Imagine poder financiar a casa própria por meio de crowdfunding ou realizar um empréstimo com garantia de imóvel que comprometa apenas uma fração do bem. O mercado tenta encontrar formas de alavancar o crédito imobiliário, hoje pressionado pelos juros altos e as perdas da poupança. Mas tecnologias como blockchain e inteligência artificial podem oferecer alternativas para tornar essas operações mais acessíveis e atraentes (conheça mais uma dessas alternativas aqui).
A captação líquida da poupança registrou perdas de R$ 196 bilhões desde 2021. Isso é equivalente ao volume financiado anualmente, segundo a Associação Brasileira das Entidades de Crédito Imobiliário e Poupança (Abecip). Com saques superando os depósitos na principal fonte de financiamento do crédito imobiliário, o espaço para baixar juros, hoje em 11,7% ao ano, fica menor.
Com IA, instituições financeiras conseguem fazer análises de crédito mais assertivas. Isso pode permitir baixar as taxas para clientes com bons scores, explica Gleisson Cabral, diretor de IA do Mercado Bitcoin (MB). Além disso, a tecnologia ajuda a precificar melhor os imóveis, o que aumenta as chances de venda.
“Com a IA generativa é possível fazer um mapeamento territorial das cidades e dizer qual está crescendo mais, antecipando movimentos de loteamentos. Existe também uma solução que analisa todos os sites de imóveis, vê o preço médio daquela região e se existe exploração de mercado”, diz.
IA
Outra aplicação da inteligência artificial é na análise de documentos e aprovação de crédito. A Loft, por exemplo, lançou em julho deste ano um simulador de financiamento imobiliário pelo WhatsApp. Ele funciona como um assistente virtual do corretor e da imobiliária. Segundo a empresa, essa ferramenta reduz pela metade o prazo médio para contratar o financiamento.
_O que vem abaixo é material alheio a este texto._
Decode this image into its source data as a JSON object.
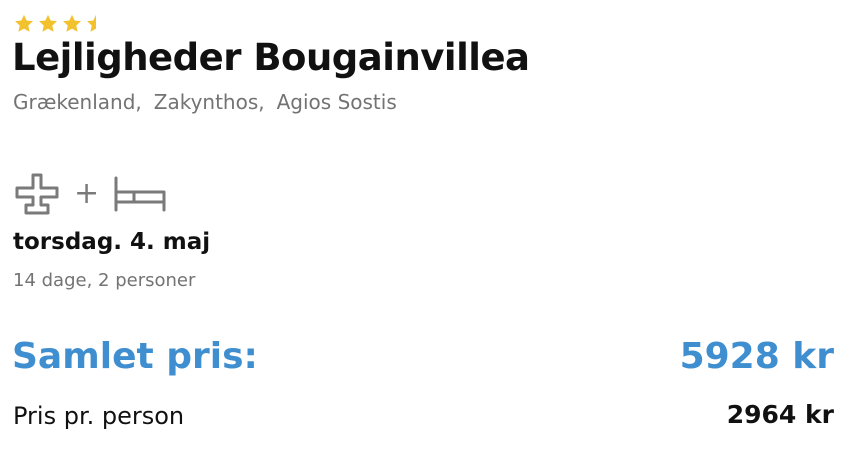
{
  "hotel": {
    "rating": 3.5,
    "rating_max": 4,
    "star_color": "#f2c12e",
    "name": "Lejligheder Bougainvillea",
    "location": [
      "Grækenland,",
      "Zakynthos,",
      "Agios Sostis"
    ]
  },
  "trip": {
    "icons": [
      "airplane-icon",
      "bed-icon"
    ],
    "plus": "+",
    "date": "torsdag. 4. maj",
    "details": "14 dage, 2 personer"
  },
  "price": {
    "total_label": "Samlet pris:",
    "total_value": "5928 kr",
    "per_person_label": "Pris pr. person",
    "per_person_value": "2964 kr",
    "accent_color": "#3f8fd0"
  }
}
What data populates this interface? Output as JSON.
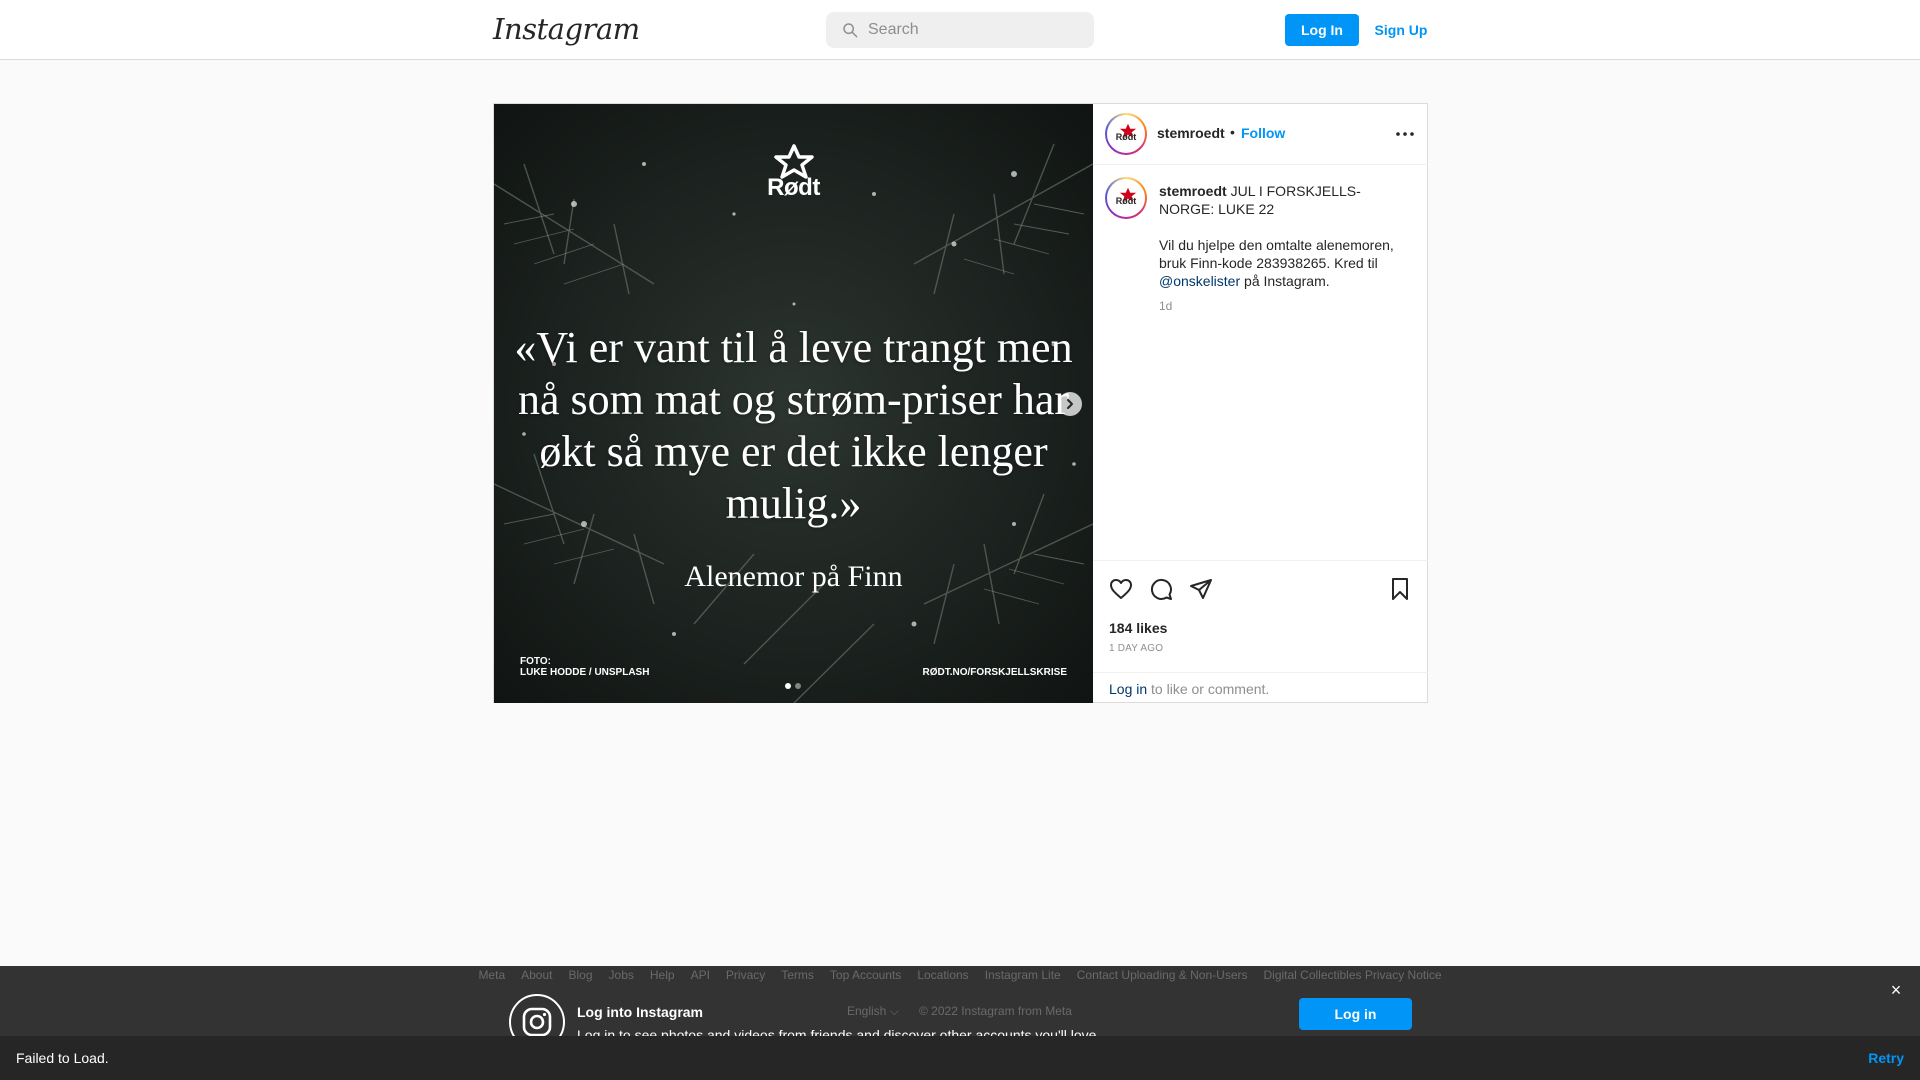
{
  "nav": {
    "logo": "Instagram",
    "search_placeholder": "Search",
    "login_label": "Log In",
    "signup_label": "Sign Up"
  },
  "post": {
    "image": {
      "brand": "Rødt",
      "quote": "«Vi er vant til å leve trangt men nå som mat og strøm-priser har økt så mye er det ikke lenger mulig.»",
      "attribution": "Alenemor på Finn",
      "credit_left": "FOTO:\nLUKE HODDE / UNSPLASH",
      "credit_right": "RØDT.NO/FORSKJELLSKRISE",
      "slide_count": 2,
      "active_slide": 1
    },
    "header": {
      "username": "stemroedt",
      "separator": "•",
      "follow_label": "Follow",
      "avatar_text": "Rødt"
    },
    "caption": {
      "username": "stemroedt",
      "line1": "JUL I FORSKJELLS-NORGE: LUKE 22",
      "para2_before": "Vil du hjelpe den omtalte alenemoren, bruk Finn-kode 283938265. Kred til ",
      "mention": "@onskelister",
      "para2_after": " på Instagram.",
      "time": "1d"
    },
    "likes": "184 likes",
    "date": "1 DAY AGO",
    "login_link": "Log in",
    "login_rest": " to like or comment."
  },
  "footer": {
    "links": [
      "Meta",
      "About",
      "Blog",
      "Jobs",
      "Help",
      "API",
      "Privacy",
      "Terms",
      "Top Accounts",
      "Locations",
      "Instagram Lite",
      "Contact Uploading & Non-Users",
      "Digital Collectibles Privacy Notice"
    ],
    "language": "English ⌵",
    "copyright": "© 2022 Instagram from Meta"
  },
  "banner": {
    "title": "Log into Instagram",
    "subtitle": "Log in to see photos and videos from friends and discover other accounts you'll love.",
    "login_label": "Log in",
    "close": "×"
  },
  "toast": {
    "message": "Failed to Load.",
    "retry": "Retry"
  },
  "colors": {
    "accent": "#0095f6",
    "mention": "#00376b",
    "muted": "#8e8e8e",
    "banner_bg": "#262626"
  },
  "icons": [
    "search-icon",
    "heart-icon",
    "comment-icon",
    "share-icon",
    "bookmark-icon",
    "more-icon",
    "chevron-right-icon",
    "instagram-icon",
    "close-icon",
    "star-icon"
  ]
}
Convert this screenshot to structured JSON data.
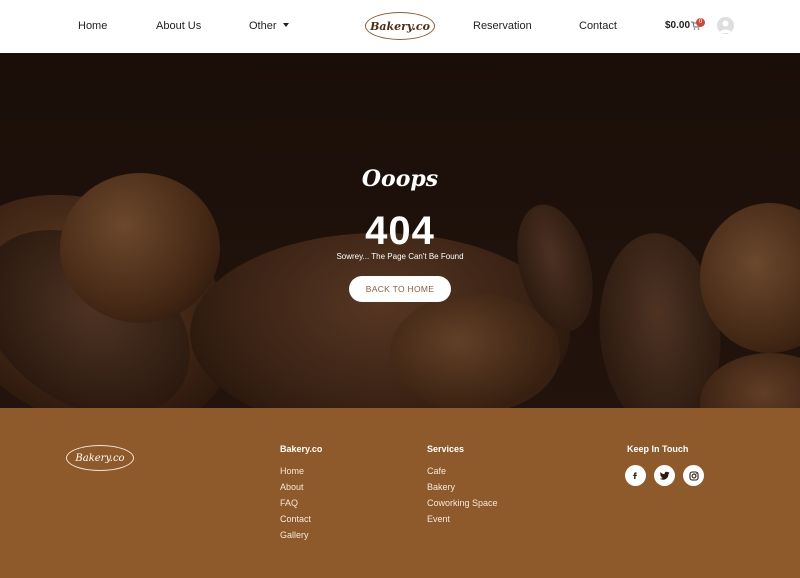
{
  "nav": {
    "home": "Home",
    "about": "About Us",
    "other": "Other",
    "reservation": "Reservation",
    "contact": "Contact",
    "logo": "Bakery.co",
    "cart_amount": "$0.00",
    "cart_count": "0"
  },
  "hero": {
    "ooops": "Ooops",
    "code": "404",
    "message": "Sowrey... The Page Can't Be Found",
    "button": "BACK TO HOME"
  },
  "footer": {
    "logo": "Bakery.co",
    "col1": {
      "heading": "Bakery.co",
      "links": [
        "Home",
        "About",
        "FAQ",
        "Contact",
        "Gallery"
      ]
    },
    "col2": {
      "heading": "Services",
      "links": [
        "Cafe",
        "Bakery",
        "Coworking Space",
        "Event"
      ]
    },
    "col3": {
      "heading": "Keep In Touch",
      "icons": [
        "facebook-icon",
        "twitter-icon",
        "instagram-icon"
      ]
    }
  },
  "colors": {
    "brand_brown": "#8e5a2b",
    "accent_red": "#c94a3a"
  }
}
Hoje, a jornada até a assinatura do contrato leva cerca de 60 dias. O corretor ou agente do mercado imobiliário leva semanas para obter informações precisas de cada banco, para cada possibilidade de financiamento que o cliente avalia. Depois disso, é preciso aguardar o prazo para aprovação do financiamento. Com a IA, essa espera é reduzida para 30 dias, de acordo com a Loft.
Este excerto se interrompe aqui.